The only other drug currently approved in the U.S. for HIV PrEP is Gilead’s Truvada (emtricitabine 200 mg/tenofovir disoproxil fumarate 300 mg).

The U.S. Food and Drug Administration (FDA) approved Gilead Sciences’ Descovy for HIV pre-exposure prophylaxis (PrEP). Descovy is a doublet combination of 200 mg of emtricitabine and 25 mg of tenofovir alafenamide. It was not approved, however, for at-risk individuals from receptive vaginal sex because it hasn’t been tested for that indication.

Descovy was approved for this indication under the FDA’s priority review designation. The drug also carries a Boxed Warning in the U.S. because of the risk of post treatment acute exacerbation of hepatitis B. It also includes a Boxed Warning over the risk of drug resistance with PrEP use in undiagnosed early HIV-1 infection.

The supplemental New Drug Application (sNDA) was built on the DISCOVER Phase III clinical trial results. This trial evaluated more than 5,300 adult cisgender men who have sex with men or transgender women who have sex with men. The primary efficacy endpoint was the incidence of documented HIV infection per 100 person-years after follow-up for at least 48 weeks and at least half of the group had a follow-up at 96 weeks.

“Descovy for PrEP provides a new HIV prevention option that matches Truvada’s high efficacy with statistically significant improvements in renal and bone safety, which can be an important consideration as people at risk increasingly use PrEP for longer periods of time,” said Daniel O’Day, chairman and chief executive officer of Gilead. “This is a reflection of Gilead’s continued commitment to addressing the evolving needs of people living with or at risk for HIV and to driving innovation across the HIV care continuum.”

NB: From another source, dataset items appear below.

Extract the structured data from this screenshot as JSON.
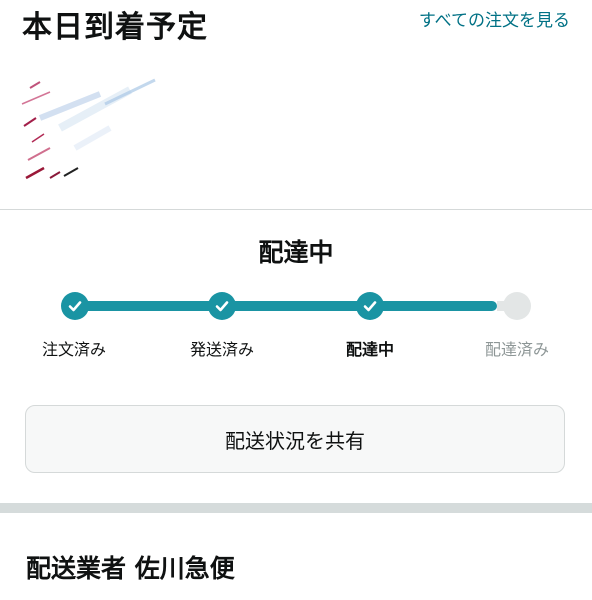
{
  "header": {
    "title": "本日到着予定",
    "all_orders_link": "すべての注文を見る"
  },
  "status": {
    "title": "配達中"
  },
  "tracker": {
    "steps": [
      {
        "label": "注文済み",
        "state": "done"
      },
      {
        "label": "発送済み",
        "state": "done"
      },
      {
        "label": "配達中",
        "state": "current"
      },
      {
        "label": "配達済み",
        "state": "pending"
      }
    ],
    "colors": {
      "done": "#1a94a3",
      "pending": "#e3e6e6"
    }
  },
  "actions": {
    "share_label": "配送状況を共有"
  },
  "carrier": {
    "label": "配送業者 佐川急便"
  }
}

The only other drug currently approved in the U.S. for HIV PrEP is Gilead’s Truvada (emtricitabine 200 mg/tenofovir disoproxil fumarate 300 mg). In the DISCOVER trial, Descovy was found to be noninferior to Truvada in terms of efficacy for this patient population, and there were significant advantages over Truvada for six pre-specified secondary endpoints related to renal and bone laboratory parameters.

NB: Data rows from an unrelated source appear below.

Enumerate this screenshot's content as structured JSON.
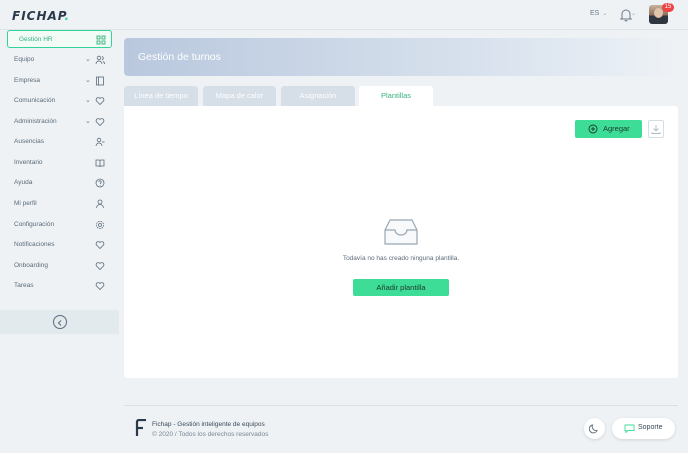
{
  "app": {
    "logo": "FICHAP",
    "logo_dot": "."
  },
  "topbar": {
    "language": "ES",
    "notifications_count": "15"
  },
  "sidebar": {
    "active": {
      "label": "Gestión HR",
      "icon": "grid-icon"
    },
    "items": [
      {
        "label": "Equipo",
        "has_chevron": true,
        "icon": "users-icon"
      },
      {
        "label": "Empresa",
        "has_chevron": true,
        "icon": "book-icon"
      },
      {
        "label": "Comunicación",
        "has_chevron": true,
        "icon": "heart-icon"
      },
      {
        "label": "Administración",
        "has_chevron": true,
        "icon": "heart-icon"
      },
      {
        "label": "Ausencias",
        "has_chevron": false,
        "icon": "user-minus-icon"
      },
      {
        "label": "Inventario",
        "has_chevron": false,
        "icon": "book-open-icon"
      },
      {
        "label": "Ayuda",
        "has_chevron": false,
        "icon": "help-circle-icon"
      },
      {
        "label": "Mi perfil",
        "has_chevron": false,
        "icon": "user-icon"
      },
      {
        "label": "Configuración",
        "has_chevron": false,
        "icon": "gear-icon"
      },
      {
        "label": "Notificaciones",
        "has_chevron": false,
        "icon": "heart-icon"
      },
      {
        "label": "Onboarding",
        "has_chevron": false,
        "icon": "heart-icon"
      },
      {
        "label": "Tareas",
        "has_chevron": false,
        "icon": "heart-icon"
      }
    ],
    "collapse_icon": "chevron-left-circle-icon"
  },
  "header": {
    "title": "Gestión de turnos"
  },
  "tabs": [
    {
      "label": "Línea de tiempo",
      "active": false
    },
    {
      "label": "Mapa de calor",
      "active": false
    },
    {
      "label": "Asignación",
      "active": false
    },
    {
      "label": "Plantillas",
      "active": true
    }
  ],
  "panel": {
    "add_label": "Agregar",
    "empty_message": "Todavía no has creado ninguna plantilla.",
    "add_template_label": "Añadir plantilla"
  },
  "footer": {
    "name": "Fichap - Gestión inteligente de equipos",
    "copyright": "© 2020 / Todos los derechos reservados",
    "support_label": "Soporte"
  },
  "colors": {
    "accent": "#3ddc97",
    "accent_text": "#34b27d",
    "banner_start": "#b9c8de",
    "badge": "#ef4444"
  }
}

“PrEP drugs are highly effective when taken as indicated in the drug labeling and can prevent HIV infection,” stated Jeffrey Murray, deputy director of the Division of Antiviral Products in the FDA’s Center for Drug Evaluation and Research. “This approval provides more prevention options for certain patients at-risk for acquiring HIV and helps further efforts by the FDA and the U.S. Department of Health and Human Services to facilitate the development of HIV treatment and prevention options to reduce new HIV infections.”

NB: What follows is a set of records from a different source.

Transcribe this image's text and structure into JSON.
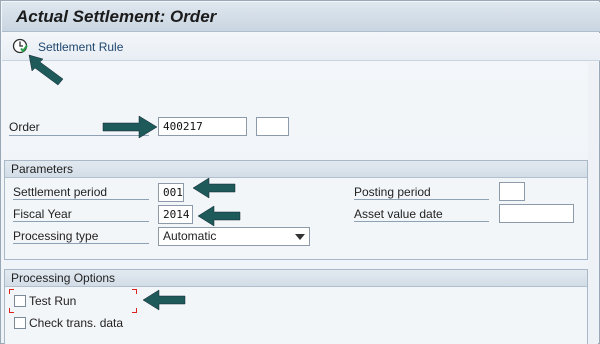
{
  "window": {
    "title": "Actual Settlement: Order"
  },
  "toolbar": {
    "settlement_rule_label": "Settlement Rule",
    "settlement_rule_icon": "settlement-rule-icon"
  },
  "order": {
    "label": "Order",
    "value": "400217",
    "secondary_value": ""
  },
  "parameters": {
    "header": "Parameters",
    "settlement_period": {
      "label": "Settlement period",
      "value": "001"
    },
    "fiscal_year": {
      "label": "Fiscal Year",
      "value": "2014"
    },
    "processing_type": {
      "label": "Processing type",
      "selected": "Automatic"
    },
    "posting_period": {
      "label": "Posting period",
      "value": ""
    },
    "asset_value_date": {
      "label": "Asset value date",
      "value": ""
    }
  },
  "processing_options": {
    "header": "Processing Options",
    "test_run": {
      "label": "Test Run",
      "checked": false
    },
    "check_trans_data": {
      "label": "Check trans. data",
      "checked": false
    }
  },
  "colors": {
    "arrow": "#1f5a5a",
    "focus_marker": "#dd2222",
    "toolbar_text": "#21476f"
  }
}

HIV PrEP has come with some controversy. Truvada runs about $20,000 a year. A generic version is expected to hit the market in 2020. The Trump Administration has indicated it wants to increase access to PrEP as part of its efforts to end HIV transmission by 2030. However, in a U.S. House of Representatives hearing in May, O’Day took some heat for the price of the drug that had some government research funding.

There was likely some political posturing in this. It’s true that the original basic research was funded by the U.S. Centers for Disease Control and Prevention (CDC), which holds patents on the drug, and by the U.S. National Institutes of Health (NIH). Gilead has argued that the government’s 2015 patent for Truvada is invalid.

Much of this revolves around research conducted by a retired CDC researcher, Thomas Folks, who conducted monkey research at the CDC. Truvada was approved for HIV in 2004 and the CDC wanted to conduct into whether it could be used as a preventive measure. Gilead supplied the drugs to the research team. The researchers repeatedly infected monkeys with small amounts of HIV, about the level found in semen, to prove that drug would prevent infection. In 2012, Gilead received FDA approval for that use.